SCLC, which comprises approximately 15% of all lung cancer diagnoses, has a poor prognosis with an estimated 5-year OS rate of 6%. Orphan Drug Designation status is granted to current and emerging therapies intended for the treatment, diagnosis, or prevention of rare diseases or disorders that affect fewer than 200,000 people in the United States.
In the international, multicenter, open-label, phase III CASPIAN study, 988 treatment-naïve patients with extensive-stage SCLC were randomized 1:1:1 to durvalumab plus etoposide and either cisplatin or carboplatin, durvalumab plus the CTLA-4 inhibitor tremelimumab and chemotherapy, or chemotherapy alone. In both experimental arms, patients received ≤4 cycles of chemotherapy, while the control arm permitted ≤6 cycles of chemotherapy and prophylactic cranial irradiation.

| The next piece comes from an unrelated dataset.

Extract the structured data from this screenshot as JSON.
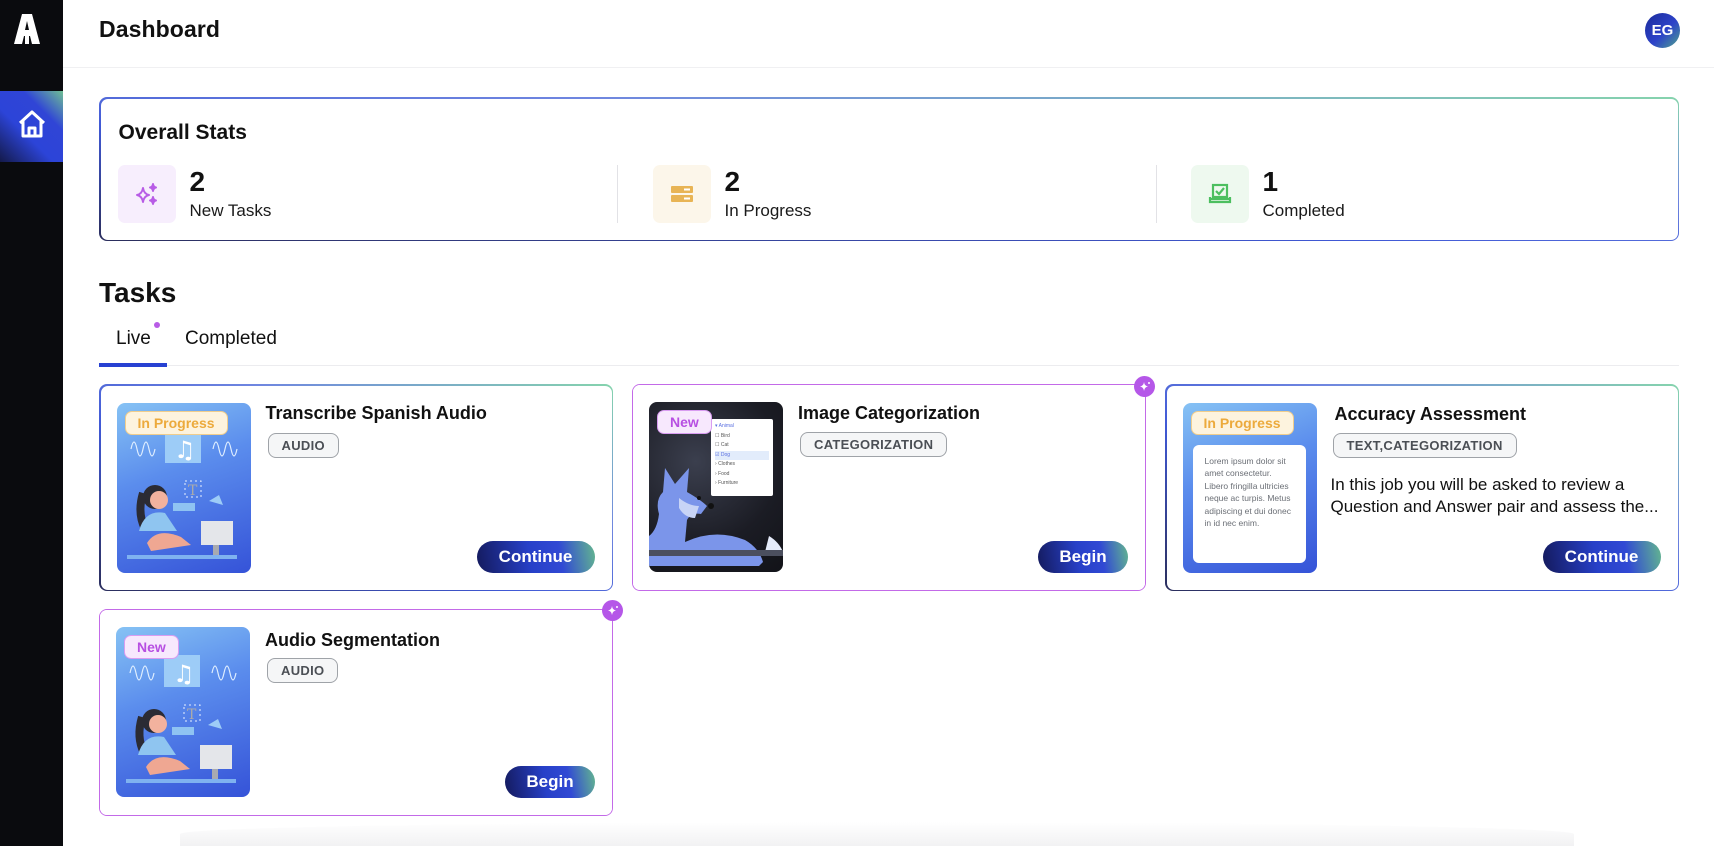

In the durvalumab arms, the PD-L1 inhibitor is given intravenously every 3 weeks for four 12-week cycles, and every 4 weeks thereafter until progressive disease or treatment discontinuation. In the durvalumab/tremelimumab arm, the CTLA-4 inhibitor is given IV every 3 weeks for four 12-week cycles, and an additional dose is given in week 16.
Those enrolled on the trial were adult patients aged ≥18 years with histologically or cytologically documented stage IV extensive-stage SCLC, based on the American Joint Committee on Cancer Stage 7th edition. Patients must also have a World Health Organization/ECOG performance status of 0 or 1.
If patients had a history of radiation to the chest prior to systemic therapy or had planned consolidation chest radiation therapy; paraneoplastic syndrome of autoimmune nature; active infection with tuberculosis, HIV, hepatitis B and C; active or prior autoimmune or inflammatory disorders; or uncontrolled intercurrent illness, they were excluded from enrollment.
The trial’s primary endpoint was OS; secondary endpoints included progression-free survival (PFS), overall response rate, 6- and 12-month PFS rates, 18-month OS rate, quality of life, pharmacokinetics, and pharmacodynamics. Safety was also assessed as another outcome measure.
Patients were assessed at time of screening as a baseline, with follow-ups at week 6 ±1 week from the date of randomization, at week 12 ±1 week from the date of randomization, and then every 8 weeks ±1 week until disease progression. The safety and tolerability of the dosing and schedule from the experimental arms are reviewed via an Independent Data Monitoring Committee at two early stages of enrollment.
The study is being conducted in more than 200 institutions across 22 countries. AstraZeneca previously stated that the safety and tolerability findings of the immunotherapy/chemotherapy combination were consistent with the safety profile of each agent alone.
The PD-L1 inhibitor is currently being evaluated in the phase III ADRIATIC trial, which is looking at the agent following concurrent chemoradiation therapy in patients with limited-stage SCLC.
Durvalumab is currently approved for the treatment of patients with unresectable, stage III non—small cell lung cancer following chemotherapy and radiation therapy in more than 45 countries including the United States, European Union, and Japan.